Haupteingang Staudinger, Hanauer Landstr. 150

„Wir sind Energiewende!“ Unter diesem Motto ruft die Bürgerinitiative Stopp Staudinger gemeinsam mit der Klimaallianz im Rahmen des bundesweiten Klimaaktionstages am 22. September 2012 um 11 Uhr zum Protest gegen den geplanten Kohleblock 6 vor dem Haupteingang des E.ON Werkes Staudinger (Hanauer Landstr. 150) auf. Neben Redebeiträgen werden wir auch einen Offenen Brief an den Vorstand und Aufsichtsrat von E.ON überbringen. Dieses Schreiben hat folgenden Wortlaut:

Sehr geehrter Herr Dr. Teyssen, sehr geehrte Damen und Herren im Vorstand und Aufsichtsrat,

die Unterzeichner, die sich am 22. September 2012 gemeinsam mit zahlreichen Umweltfreunden am Kraftwerk Staudinger versammelt haben, beteiligen sich am bundesweiten Klima-Aktionstag und demonstrieren für eine erfolgreiche Energiewende ohne Atom- und Kohlekraftwerke. Wir gratulieren dem EON-Vorstand zum gelungenen Abschluss der Verhandlungen mit Gazprom und der damit verbundenen deutlichen Verbesserung Ihrer Möglichkeiten, Erdgas als Brückentechnologie zur Stromerzeugung zu verwenden.

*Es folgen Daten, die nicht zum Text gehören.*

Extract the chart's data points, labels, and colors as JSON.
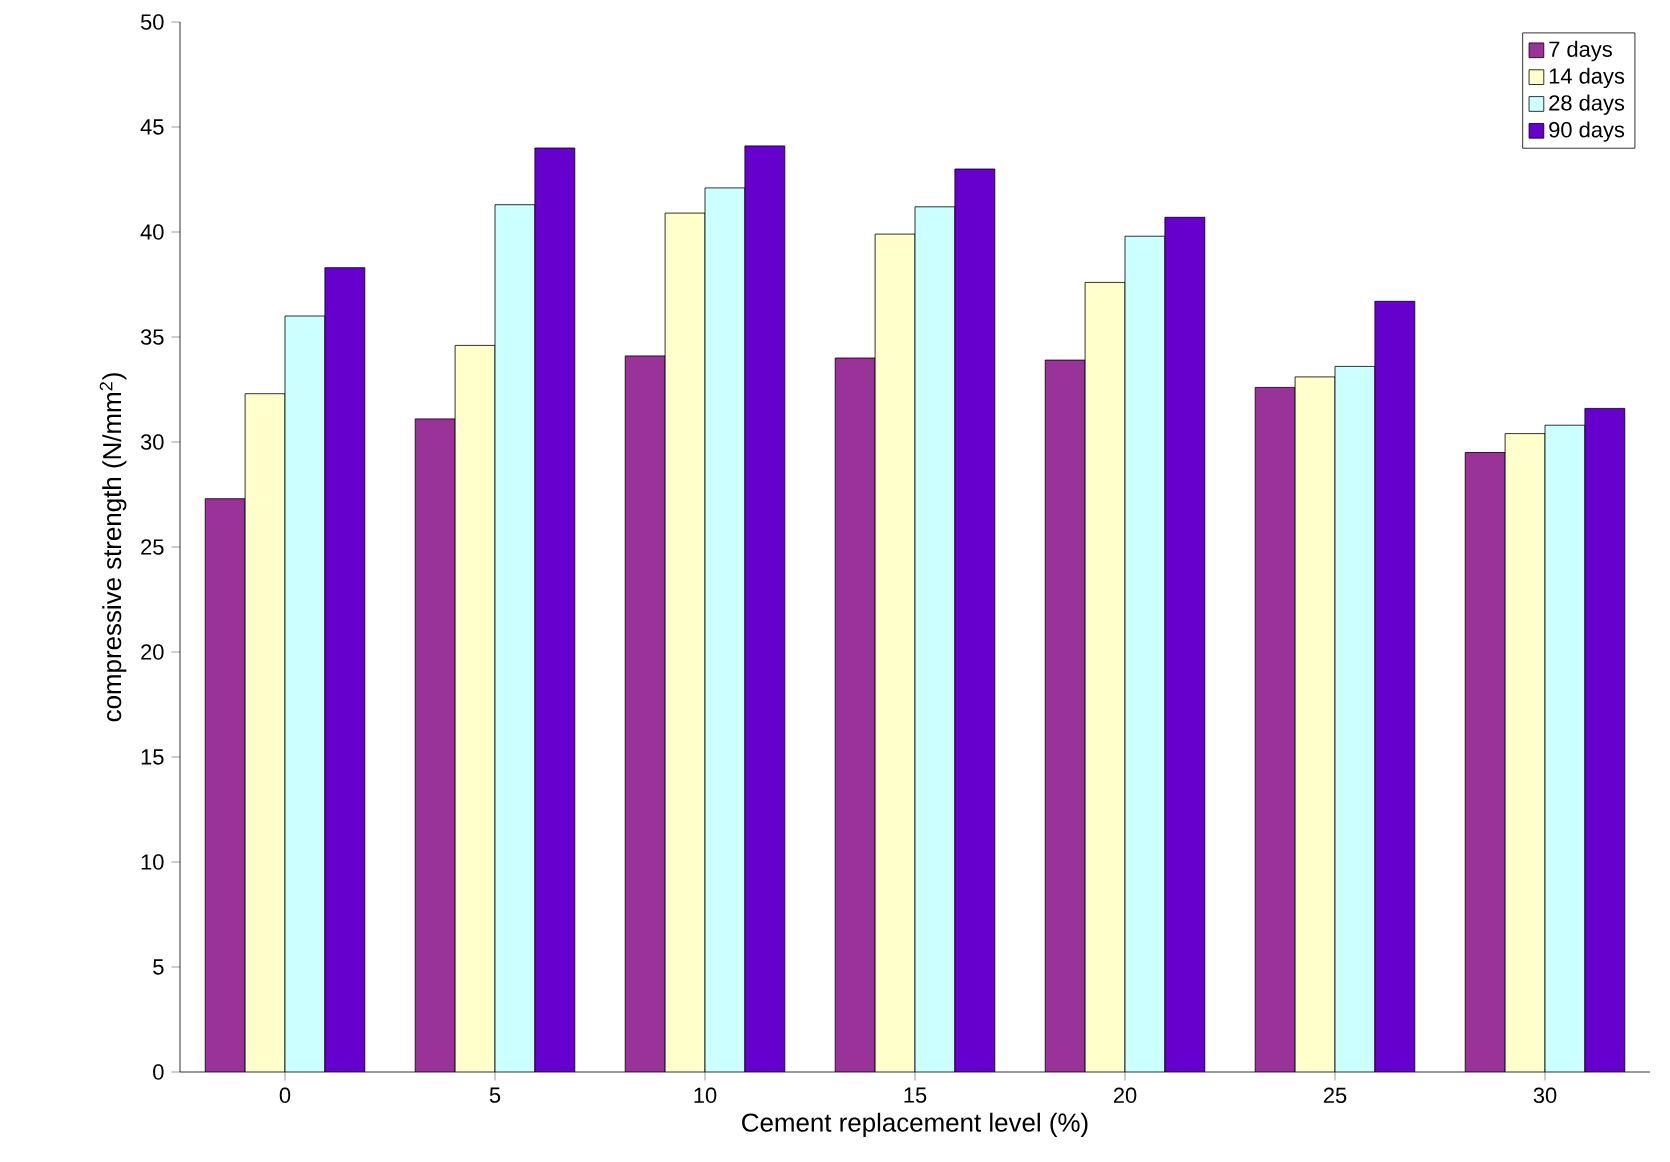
{
  "chart_data": {
    "type": "bar",
    "xlabel": "Cement replacement level (%)",
    "ylabel": "compressive strength (N/mm$^{2}$)",
    "categories": [
      "0",
      "5",
      "10",
      "15",
      "20",
      "25",
      "30"
    ],
    "series": [
      {
        "name": "7 days",
        "color": "#993399",
        "values": [
          27.3,
          31.1,
          34.1,
          34.0,
          33.9,
          32.6,
          29.5
        ]
      },
      {
        "name": "14 days",
        "color": "#ffffcc",
        "values": [
          32.3,
          34.6,
          40.9,
          39.9,
          37.6,
          33.1,
          30.4
        ]
      },
      {
        "name": "28 days",
        "color": "#ccffff",
        "values": [
          36.0,
          41.3,
          42.1,
          41.2,
          39.8,
          33.6,
          30.8
        ]
      },
      {
        "name": "90 days",
        "color": "#6600cc",
        "values": [
          38.3,
          44.0,
          44.1,
          43.0,
          40.7,
          36.7,
          31.6
        ]
      }
    ],
    "ylim": [
      0,
      50
    ],
    "yticks": [
      0,
      5,
      10,
      15,
      20,
      25,
      30,
      35,
      40,
      45,
      50
    ],
    "legend": "top right",
    "grid": false
  }
}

Wir erwarten, dass dieser Verhandlungserfolg dazu beiträgt, dass EON sich aus der Stromerzeugung durch klimaschädliche Kohlekraftwerke zurückzieht. Dies betrifft uns im östlichen Rhein-Main-Gebiet an der hessisch-bayerischen Landesgrenze ganz besonders, da hier in dieser extrem belasteten Region das E.ON-Kraftwerk Staudinger unter lokalen, regionalen wie globalen Aspekten betrachtet eine zusätzliche enorme Belastungsquelle für Mensch und Umwelt darstellt. Die Hängepartie um den geplanten Neubau des Steinkohleblocks 6 muss jetzt ein Ende haben. Sagen Sie endgültig „Nein“ zu diesem antiquierten Vorhaben. Stattdessen fordern wir von Ihnen, dass der mit Erdgas betriebene Block 4 in Zukunft möglichst ausschließlich als Backup für die regenerativen Energien genutzt wird und E.ON die hierdurch zur Verfügung stehenden Mittel in den Ausbau der erneuerbaren Energien - auch in unserer Region - investiert.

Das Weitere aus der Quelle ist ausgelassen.